Posted December. 21, 2000 19:23,
A domestic medical team has successfully developed a DNA chip to diagnose serious illnesses such as cancer just with a drop of blood.
The team consisted of seven medical experts, including Choi Young-Kil, director of Kyunghee Medical Center; Prof. Han In-Kwon of the internal medicine department at Sungkyunkwan University's Samsung Medical Center; and Prof. Kim Bom-Saeng of the neurology department at Catholic Medical Center in Yoido.
The team announced Thursday that it had succeeded in developing and commercializing the Oligo DNA chip to detect five cancers such as breast, ovarian, prostate, colon and lung, and six chronic illnesses such as diabetes, hypertension, osteoporosis, senile dementia and obesity.
The DNA chip was designed to attach scores or hundreds of chromosomes on a glass slide and detect illnesses in just a few minutes by dropping blood on them and examining their chemical responses.
Prof. Han said that in diagnosing a disease, doctors have to examine thousands of chromosomes. It takes about three months before patients are given the results. The procedure takes a month in the United States and three months in Japan.

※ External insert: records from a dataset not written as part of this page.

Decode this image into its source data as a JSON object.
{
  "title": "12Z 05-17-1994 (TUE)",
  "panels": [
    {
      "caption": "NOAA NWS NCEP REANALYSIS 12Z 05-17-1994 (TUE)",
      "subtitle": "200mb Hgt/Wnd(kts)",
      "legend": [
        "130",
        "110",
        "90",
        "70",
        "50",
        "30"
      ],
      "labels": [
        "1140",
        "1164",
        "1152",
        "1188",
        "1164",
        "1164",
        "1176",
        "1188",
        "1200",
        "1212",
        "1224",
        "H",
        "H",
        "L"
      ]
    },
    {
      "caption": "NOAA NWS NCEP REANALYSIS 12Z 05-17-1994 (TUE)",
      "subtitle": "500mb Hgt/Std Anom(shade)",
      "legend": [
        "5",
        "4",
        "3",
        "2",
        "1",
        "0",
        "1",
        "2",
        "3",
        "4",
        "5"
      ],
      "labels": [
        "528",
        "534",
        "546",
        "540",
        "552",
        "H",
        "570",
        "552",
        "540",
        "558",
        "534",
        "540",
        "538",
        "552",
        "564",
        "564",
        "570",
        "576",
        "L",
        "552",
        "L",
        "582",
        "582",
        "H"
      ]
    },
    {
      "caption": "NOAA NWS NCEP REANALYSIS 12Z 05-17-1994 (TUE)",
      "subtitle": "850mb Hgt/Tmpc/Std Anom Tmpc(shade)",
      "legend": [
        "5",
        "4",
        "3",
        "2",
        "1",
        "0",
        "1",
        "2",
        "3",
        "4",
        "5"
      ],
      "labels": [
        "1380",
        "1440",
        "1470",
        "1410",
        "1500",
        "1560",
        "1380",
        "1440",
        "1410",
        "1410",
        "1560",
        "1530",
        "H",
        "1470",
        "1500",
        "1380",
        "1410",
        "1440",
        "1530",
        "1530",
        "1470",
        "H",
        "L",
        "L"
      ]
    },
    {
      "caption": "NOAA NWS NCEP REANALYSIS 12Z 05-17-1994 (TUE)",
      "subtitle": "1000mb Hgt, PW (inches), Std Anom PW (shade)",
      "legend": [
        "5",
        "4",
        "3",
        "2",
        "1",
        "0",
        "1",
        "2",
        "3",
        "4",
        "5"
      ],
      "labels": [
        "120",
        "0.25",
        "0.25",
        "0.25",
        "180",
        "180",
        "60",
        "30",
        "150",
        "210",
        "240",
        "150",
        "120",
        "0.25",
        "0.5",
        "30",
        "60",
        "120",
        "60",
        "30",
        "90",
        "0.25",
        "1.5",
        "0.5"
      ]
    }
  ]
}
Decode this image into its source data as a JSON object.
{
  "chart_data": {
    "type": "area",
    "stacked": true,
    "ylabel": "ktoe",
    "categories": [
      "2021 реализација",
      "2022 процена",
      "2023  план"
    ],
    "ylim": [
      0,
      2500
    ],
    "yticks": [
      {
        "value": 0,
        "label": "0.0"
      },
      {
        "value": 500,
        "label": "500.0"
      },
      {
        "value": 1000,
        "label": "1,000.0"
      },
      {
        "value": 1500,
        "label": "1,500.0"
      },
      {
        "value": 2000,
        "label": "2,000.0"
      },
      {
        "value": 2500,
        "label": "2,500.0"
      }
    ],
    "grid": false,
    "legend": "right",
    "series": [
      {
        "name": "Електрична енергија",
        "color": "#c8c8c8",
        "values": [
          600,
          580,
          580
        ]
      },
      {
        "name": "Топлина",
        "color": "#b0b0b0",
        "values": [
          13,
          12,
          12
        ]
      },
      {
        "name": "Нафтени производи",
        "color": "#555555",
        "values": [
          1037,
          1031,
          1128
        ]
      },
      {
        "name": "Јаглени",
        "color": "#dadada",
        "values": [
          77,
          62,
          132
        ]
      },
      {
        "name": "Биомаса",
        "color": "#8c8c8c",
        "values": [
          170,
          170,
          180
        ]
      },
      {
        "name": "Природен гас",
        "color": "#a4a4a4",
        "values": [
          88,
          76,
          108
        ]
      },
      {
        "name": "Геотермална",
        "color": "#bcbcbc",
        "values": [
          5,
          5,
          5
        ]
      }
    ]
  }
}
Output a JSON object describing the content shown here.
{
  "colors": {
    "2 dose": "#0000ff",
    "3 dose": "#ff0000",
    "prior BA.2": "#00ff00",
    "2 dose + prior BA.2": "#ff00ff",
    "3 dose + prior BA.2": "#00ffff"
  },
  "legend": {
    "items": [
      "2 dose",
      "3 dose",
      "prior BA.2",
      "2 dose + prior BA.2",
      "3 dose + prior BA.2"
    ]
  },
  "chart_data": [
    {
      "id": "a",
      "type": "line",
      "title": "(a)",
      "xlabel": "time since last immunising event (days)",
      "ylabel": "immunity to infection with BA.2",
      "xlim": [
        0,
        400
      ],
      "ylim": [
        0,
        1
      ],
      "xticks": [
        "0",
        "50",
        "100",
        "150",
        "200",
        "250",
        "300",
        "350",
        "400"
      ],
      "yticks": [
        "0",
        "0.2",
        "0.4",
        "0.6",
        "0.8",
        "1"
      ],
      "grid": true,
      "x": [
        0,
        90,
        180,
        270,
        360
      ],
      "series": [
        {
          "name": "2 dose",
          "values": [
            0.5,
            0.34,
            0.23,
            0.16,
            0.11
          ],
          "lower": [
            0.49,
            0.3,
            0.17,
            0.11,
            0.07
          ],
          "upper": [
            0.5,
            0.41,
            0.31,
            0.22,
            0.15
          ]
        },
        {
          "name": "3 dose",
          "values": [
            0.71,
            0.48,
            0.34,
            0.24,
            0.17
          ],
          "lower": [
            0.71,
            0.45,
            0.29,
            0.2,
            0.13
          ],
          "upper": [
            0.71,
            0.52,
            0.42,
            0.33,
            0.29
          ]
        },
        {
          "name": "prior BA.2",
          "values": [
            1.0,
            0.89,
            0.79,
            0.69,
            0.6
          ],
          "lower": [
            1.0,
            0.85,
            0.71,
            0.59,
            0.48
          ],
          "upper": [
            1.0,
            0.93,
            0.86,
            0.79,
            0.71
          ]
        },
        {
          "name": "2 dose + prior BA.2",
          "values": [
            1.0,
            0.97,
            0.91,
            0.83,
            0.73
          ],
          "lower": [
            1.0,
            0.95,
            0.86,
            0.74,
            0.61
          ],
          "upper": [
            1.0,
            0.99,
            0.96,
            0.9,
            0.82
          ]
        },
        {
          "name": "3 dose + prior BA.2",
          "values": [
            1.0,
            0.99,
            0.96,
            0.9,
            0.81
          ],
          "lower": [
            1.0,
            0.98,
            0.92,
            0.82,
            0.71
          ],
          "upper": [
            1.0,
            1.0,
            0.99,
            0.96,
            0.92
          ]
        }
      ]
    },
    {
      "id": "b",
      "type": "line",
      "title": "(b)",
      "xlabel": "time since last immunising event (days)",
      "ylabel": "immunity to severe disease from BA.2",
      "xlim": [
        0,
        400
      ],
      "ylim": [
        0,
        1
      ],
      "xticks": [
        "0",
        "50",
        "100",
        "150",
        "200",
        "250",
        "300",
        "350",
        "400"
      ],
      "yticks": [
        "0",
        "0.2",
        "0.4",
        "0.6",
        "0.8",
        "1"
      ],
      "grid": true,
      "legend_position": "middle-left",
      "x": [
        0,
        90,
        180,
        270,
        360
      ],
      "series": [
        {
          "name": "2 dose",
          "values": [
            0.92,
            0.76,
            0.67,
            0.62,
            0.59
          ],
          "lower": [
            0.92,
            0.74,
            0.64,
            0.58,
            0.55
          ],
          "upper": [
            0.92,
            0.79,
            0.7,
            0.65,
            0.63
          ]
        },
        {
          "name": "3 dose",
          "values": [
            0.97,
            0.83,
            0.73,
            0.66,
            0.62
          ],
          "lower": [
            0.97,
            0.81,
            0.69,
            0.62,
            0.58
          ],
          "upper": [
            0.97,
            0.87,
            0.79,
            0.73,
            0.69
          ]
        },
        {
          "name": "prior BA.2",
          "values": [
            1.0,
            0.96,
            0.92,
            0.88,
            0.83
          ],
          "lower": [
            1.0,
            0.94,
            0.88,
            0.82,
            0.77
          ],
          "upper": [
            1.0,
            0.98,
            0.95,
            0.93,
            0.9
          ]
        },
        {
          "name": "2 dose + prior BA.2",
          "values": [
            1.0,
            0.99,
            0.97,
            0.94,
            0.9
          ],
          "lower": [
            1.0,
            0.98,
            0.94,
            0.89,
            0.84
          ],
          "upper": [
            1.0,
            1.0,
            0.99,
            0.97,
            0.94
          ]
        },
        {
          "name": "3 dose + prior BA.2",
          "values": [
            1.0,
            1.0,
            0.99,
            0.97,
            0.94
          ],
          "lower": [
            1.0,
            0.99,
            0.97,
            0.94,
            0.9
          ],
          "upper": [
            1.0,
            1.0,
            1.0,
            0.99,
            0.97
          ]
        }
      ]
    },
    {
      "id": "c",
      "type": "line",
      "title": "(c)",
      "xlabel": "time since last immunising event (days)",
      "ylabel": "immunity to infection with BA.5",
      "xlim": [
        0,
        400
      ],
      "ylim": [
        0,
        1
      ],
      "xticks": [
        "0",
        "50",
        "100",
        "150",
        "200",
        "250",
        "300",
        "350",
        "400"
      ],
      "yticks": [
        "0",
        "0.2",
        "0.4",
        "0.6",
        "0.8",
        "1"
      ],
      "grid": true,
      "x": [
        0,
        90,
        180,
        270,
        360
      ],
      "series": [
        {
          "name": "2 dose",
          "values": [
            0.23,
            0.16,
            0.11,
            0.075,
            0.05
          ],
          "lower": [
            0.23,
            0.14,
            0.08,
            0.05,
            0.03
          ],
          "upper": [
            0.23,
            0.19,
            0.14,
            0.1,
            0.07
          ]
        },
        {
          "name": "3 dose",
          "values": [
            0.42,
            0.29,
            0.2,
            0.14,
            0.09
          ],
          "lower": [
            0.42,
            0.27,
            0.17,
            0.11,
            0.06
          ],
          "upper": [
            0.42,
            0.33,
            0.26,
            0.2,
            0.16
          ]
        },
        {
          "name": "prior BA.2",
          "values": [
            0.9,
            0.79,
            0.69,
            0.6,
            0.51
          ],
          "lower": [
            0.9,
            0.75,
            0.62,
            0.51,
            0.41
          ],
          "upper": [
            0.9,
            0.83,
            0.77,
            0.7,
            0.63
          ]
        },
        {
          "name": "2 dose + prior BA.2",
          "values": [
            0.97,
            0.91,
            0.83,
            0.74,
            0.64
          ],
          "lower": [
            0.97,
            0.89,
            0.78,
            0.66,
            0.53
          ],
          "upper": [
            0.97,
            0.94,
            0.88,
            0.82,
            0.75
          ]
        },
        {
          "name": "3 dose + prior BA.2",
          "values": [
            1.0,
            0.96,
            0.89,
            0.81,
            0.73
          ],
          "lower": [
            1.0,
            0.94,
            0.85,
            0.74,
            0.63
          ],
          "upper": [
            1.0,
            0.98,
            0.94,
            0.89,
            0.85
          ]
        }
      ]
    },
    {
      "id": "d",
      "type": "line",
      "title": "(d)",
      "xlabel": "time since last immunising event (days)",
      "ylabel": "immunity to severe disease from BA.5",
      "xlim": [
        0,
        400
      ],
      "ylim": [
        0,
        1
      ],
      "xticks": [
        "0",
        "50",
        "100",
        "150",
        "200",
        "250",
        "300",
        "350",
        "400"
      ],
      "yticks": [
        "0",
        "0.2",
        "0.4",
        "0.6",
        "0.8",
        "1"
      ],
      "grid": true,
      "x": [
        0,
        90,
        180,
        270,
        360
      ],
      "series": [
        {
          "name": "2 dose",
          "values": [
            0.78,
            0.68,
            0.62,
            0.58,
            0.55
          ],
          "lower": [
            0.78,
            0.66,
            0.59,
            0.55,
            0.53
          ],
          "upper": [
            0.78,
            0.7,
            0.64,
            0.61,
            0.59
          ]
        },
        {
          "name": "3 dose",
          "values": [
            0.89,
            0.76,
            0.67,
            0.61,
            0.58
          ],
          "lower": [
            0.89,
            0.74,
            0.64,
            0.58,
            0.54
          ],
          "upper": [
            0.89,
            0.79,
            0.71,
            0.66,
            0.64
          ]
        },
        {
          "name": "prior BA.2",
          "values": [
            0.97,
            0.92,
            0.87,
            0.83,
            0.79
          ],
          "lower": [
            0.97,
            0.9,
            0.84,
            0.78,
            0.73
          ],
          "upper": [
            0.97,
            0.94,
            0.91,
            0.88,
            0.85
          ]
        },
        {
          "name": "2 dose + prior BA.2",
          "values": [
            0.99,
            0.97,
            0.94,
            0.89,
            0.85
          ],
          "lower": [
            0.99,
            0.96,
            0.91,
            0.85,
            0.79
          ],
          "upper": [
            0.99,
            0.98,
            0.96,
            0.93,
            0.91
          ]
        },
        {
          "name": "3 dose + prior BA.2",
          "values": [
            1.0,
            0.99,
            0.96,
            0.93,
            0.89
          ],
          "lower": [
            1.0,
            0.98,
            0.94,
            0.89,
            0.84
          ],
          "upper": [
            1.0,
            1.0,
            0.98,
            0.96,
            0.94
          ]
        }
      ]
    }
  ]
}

There are four kinds of chips and the diagnosis fee is 400,000 won to 1.5 million won, one fourth that charged for the use of foreign chips.
Some American medical firms also developed bio-DNA chips, but as the fees are so high and the analysis technology so difficult, they have not been used worldwide.
Prof. Han said that the global market for the chip is worth about 10 trillion won and his team will export it through a bio-venture company.